Tmem14a-flox Mouse

Tmem14a, a transmembrane protein, has been implicated in multiple biological processes. It contains a putative transmembrane domain and is an integral transmembrane protein of 99 amino acids with three transmembrane domains [3,4]. While its exact function is still being elucidated, studies suggest it may play roles in apoptosis regulation, cell proliferation, and energy metabolism, and is associated with maintaining the integrity of the glomerular filtration barrier [3,4].

In ovarian cancer, Tmem14a is highly expressed and is correlated with prognostic conditions. It inhibits cell apoptosis, accelerates energy metabolism like glycolysis and oxygen respiration, and is positively correlated with c-Myc. Overexpression of c-Myc can rescue its function, indicating its potential as a diagnostic and prognostic biomarker and a molecular target for therapy [1].

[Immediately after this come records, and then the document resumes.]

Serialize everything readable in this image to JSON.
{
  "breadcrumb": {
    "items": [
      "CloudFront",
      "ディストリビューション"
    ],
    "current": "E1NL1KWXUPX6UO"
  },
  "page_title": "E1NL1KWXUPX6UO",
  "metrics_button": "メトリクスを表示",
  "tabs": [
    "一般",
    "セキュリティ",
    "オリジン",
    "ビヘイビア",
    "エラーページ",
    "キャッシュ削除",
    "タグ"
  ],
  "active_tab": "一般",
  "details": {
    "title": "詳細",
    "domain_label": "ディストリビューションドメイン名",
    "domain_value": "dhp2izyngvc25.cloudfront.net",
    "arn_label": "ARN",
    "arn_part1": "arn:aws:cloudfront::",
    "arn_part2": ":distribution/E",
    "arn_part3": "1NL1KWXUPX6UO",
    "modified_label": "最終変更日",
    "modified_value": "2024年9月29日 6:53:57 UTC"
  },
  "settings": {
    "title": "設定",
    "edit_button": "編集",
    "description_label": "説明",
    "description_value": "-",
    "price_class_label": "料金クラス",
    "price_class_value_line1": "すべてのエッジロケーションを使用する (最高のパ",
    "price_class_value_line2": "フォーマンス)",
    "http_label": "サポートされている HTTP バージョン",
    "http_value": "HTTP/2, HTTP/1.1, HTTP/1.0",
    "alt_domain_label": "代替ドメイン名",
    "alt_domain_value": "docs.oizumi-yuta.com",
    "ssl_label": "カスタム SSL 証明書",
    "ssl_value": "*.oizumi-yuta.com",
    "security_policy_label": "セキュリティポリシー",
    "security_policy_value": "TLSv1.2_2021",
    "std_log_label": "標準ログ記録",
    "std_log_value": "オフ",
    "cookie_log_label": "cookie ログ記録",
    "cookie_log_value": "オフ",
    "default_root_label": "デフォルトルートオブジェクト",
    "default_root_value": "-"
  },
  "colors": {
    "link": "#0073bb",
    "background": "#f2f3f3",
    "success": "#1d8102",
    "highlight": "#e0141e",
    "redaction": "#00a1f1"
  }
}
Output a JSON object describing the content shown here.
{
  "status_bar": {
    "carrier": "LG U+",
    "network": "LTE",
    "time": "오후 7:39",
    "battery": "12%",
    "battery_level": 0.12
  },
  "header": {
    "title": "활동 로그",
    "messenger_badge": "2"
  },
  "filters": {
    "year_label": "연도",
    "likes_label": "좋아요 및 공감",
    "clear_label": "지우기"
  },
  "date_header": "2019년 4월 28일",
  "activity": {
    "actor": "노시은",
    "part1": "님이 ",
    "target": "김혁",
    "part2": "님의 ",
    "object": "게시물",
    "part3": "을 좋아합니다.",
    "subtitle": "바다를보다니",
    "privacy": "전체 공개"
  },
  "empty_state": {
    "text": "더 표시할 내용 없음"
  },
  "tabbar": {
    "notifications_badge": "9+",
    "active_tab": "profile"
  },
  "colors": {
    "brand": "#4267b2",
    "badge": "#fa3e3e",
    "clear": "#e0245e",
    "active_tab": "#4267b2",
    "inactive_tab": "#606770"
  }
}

In non-small-cell lung cancer (NSCLC), AXL transcriptionally up-regulates Tmem14a expression to mediate cell proliferation. Silencing Tmem14a reduces cellular proliferation and ATP levels, suggesting it could be a therapeutic target for NSCLC patients undergoing AXL-targeted therapies [2].

In human ovarian cancer cells, knockdown of Tmem14a by RNAi reduces cell proliferation, causes cell cycle arrest, suppresses cell invasion, and down-regulates related proteins and the phosphorylation of Smad2 and Smad3 in the TGF-β signalling pathway, indicating a pro-tumorigenic effect [5].

In zebrafish embryos, knocking down tmem14a mRNA translation results in proteinuria, suggesting its role in maintaining glomerular filtration barrier integrity [4].

In conclusion, Tmem14a is involved in various biological processes, especially in cancer-related events such as cell apoptosis, proliferation, and invasion. Its role in maintaining the integrity of the glomerular filtration barrier is also significant. Functional studies, including those using gene knockdown models, have provided insights into its functions in specific disease conditions, highlighting its potential as a biomarker and therapeutic target in ovarian cancer and NSCLC [1,2,4,5].